In this book, we provide a new approach to sleep regulation, incorporating the new knowledge of use-dependent homeostatic regulation associated with plastic changes during NREM sleep. We amalgamated this homeostatic regulation with the line of the parallel developed by microstructural dynamics driven by sensory impulses from the surrounding world. One of the main lines in the book is the recognition of input-dependent (reactive) slow wave activity (responses) incorporated as “instant” homeostatic regulation in the slow wave homeostatic process. Consequently, we have shown the state dependency of sleep or arousal promoting effect of sensory input during NREM sleep, and the interdigitation of micro- and macro-level of sleep dynamism. This may explain how the sleeper is kept in contact with the surrounding world, preserving the continuity of sleep.

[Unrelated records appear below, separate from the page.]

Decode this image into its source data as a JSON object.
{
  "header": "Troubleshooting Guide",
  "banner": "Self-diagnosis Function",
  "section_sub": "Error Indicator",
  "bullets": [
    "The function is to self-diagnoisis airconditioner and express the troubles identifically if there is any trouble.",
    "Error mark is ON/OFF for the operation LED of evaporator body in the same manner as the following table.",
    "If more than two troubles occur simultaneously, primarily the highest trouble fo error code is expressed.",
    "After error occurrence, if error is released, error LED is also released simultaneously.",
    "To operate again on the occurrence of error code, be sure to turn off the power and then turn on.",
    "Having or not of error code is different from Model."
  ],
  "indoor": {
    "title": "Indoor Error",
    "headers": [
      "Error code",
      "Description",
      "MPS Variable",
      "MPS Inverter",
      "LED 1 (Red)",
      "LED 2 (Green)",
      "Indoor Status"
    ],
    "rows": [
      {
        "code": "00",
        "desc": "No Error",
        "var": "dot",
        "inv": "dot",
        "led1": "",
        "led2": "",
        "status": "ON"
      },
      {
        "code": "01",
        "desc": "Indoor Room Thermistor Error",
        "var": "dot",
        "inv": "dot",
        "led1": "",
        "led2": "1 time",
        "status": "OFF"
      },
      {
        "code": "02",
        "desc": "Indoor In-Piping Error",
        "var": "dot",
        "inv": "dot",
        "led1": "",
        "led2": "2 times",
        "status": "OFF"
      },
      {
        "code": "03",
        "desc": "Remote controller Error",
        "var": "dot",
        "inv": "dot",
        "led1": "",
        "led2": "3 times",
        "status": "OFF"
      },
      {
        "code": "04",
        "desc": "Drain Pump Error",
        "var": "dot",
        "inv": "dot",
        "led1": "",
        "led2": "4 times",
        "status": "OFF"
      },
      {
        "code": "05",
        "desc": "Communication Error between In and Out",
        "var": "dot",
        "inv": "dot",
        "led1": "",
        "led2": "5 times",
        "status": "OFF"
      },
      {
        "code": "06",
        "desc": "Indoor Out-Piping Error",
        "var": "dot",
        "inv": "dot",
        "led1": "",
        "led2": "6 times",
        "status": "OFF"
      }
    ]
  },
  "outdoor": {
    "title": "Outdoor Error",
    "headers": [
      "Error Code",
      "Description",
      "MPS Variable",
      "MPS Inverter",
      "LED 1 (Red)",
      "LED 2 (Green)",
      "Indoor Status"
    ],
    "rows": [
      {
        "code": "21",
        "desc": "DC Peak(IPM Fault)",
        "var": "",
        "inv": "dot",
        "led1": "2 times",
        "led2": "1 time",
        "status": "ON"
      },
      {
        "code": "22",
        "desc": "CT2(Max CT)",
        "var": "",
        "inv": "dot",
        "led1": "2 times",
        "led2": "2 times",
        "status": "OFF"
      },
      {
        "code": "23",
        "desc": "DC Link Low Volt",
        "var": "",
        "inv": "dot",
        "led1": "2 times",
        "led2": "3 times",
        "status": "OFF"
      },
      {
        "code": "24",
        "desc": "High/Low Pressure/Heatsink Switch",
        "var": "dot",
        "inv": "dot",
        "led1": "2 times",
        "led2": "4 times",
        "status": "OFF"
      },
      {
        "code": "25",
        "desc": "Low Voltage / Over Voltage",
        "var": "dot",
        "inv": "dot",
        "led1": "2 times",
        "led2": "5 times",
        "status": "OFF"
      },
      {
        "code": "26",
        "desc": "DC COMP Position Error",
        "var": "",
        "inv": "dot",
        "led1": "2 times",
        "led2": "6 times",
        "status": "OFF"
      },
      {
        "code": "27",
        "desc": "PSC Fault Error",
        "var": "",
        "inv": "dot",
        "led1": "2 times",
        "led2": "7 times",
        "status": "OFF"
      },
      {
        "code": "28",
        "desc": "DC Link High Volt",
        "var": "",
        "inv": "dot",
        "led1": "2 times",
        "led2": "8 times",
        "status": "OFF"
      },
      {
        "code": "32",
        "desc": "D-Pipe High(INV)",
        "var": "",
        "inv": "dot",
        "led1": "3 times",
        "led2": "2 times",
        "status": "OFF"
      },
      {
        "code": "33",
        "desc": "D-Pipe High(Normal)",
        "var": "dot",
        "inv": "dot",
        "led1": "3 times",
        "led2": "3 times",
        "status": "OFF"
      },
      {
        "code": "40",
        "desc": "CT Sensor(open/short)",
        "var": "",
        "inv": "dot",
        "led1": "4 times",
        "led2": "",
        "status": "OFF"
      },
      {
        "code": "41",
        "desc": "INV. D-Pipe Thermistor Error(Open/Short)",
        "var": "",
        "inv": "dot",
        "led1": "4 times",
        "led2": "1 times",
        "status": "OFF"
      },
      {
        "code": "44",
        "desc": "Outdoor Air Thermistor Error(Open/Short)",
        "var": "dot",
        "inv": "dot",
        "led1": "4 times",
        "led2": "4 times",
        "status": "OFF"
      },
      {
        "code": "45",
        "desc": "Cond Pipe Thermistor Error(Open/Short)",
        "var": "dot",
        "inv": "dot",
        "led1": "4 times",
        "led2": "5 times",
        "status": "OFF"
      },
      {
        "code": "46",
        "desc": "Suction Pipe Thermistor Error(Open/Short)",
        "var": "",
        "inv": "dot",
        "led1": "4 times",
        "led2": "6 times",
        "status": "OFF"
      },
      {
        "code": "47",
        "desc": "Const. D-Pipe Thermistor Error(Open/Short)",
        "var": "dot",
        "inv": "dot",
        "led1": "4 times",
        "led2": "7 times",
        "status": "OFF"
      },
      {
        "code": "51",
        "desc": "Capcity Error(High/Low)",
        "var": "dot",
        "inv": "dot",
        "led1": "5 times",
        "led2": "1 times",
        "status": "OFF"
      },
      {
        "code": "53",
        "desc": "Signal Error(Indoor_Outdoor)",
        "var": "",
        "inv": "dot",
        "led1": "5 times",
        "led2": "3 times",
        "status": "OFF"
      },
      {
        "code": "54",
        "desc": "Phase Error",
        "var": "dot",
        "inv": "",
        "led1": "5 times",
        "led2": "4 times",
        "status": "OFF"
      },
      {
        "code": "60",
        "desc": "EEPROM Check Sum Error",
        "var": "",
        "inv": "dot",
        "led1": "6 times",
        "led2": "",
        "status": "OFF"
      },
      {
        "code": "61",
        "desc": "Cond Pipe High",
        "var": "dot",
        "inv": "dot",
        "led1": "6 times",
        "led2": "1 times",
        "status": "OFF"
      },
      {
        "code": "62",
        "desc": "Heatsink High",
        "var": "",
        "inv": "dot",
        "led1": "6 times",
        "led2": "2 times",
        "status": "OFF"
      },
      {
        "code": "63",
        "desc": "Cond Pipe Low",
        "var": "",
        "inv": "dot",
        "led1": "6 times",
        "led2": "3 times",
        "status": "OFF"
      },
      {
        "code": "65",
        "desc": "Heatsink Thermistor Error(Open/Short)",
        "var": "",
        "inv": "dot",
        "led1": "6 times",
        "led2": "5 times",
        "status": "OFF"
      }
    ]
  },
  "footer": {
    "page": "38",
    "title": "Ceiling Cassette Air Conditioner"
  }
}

Our scenario for the dynamic NREM sleep regulation can be summarized as follows: The homeostatic regulation is fed by the synaptic potentiation during the day providing a demand for producing slow waves, allowing synaptic decay. This is the main force of NREM sleep. When the homeostatic pressure is high, it drives the hypothalamic sleep-promoting neurons to high level of firing. The high firing rate of these neuronal assemblies keeps the wake-promoting arousal systems under inhibition. The inhibition of the arousal system liberates the thalamic burst-firing system which produces spindling and slow wave oscillations (Fig. 9.1). In this condition, sensory input fuels phasic slow wave activity reflected by the CAP A₁ phases, providing slow wave injections to each perturbation of sleep (instant homeostatic regulation) during the “D” slopes characterized by high homeostatic pressure. During the decrease of homeostatic pressure (synaptic decay), the firing of the VLPO falls gradually down the impinging sensory input from the external world, reflected by CAP A_2–3 phasic events, it starts to bring the sleeper to higher and higher level of arousal along the “A” slope preparing the next REM sleep (Fig. 9.2).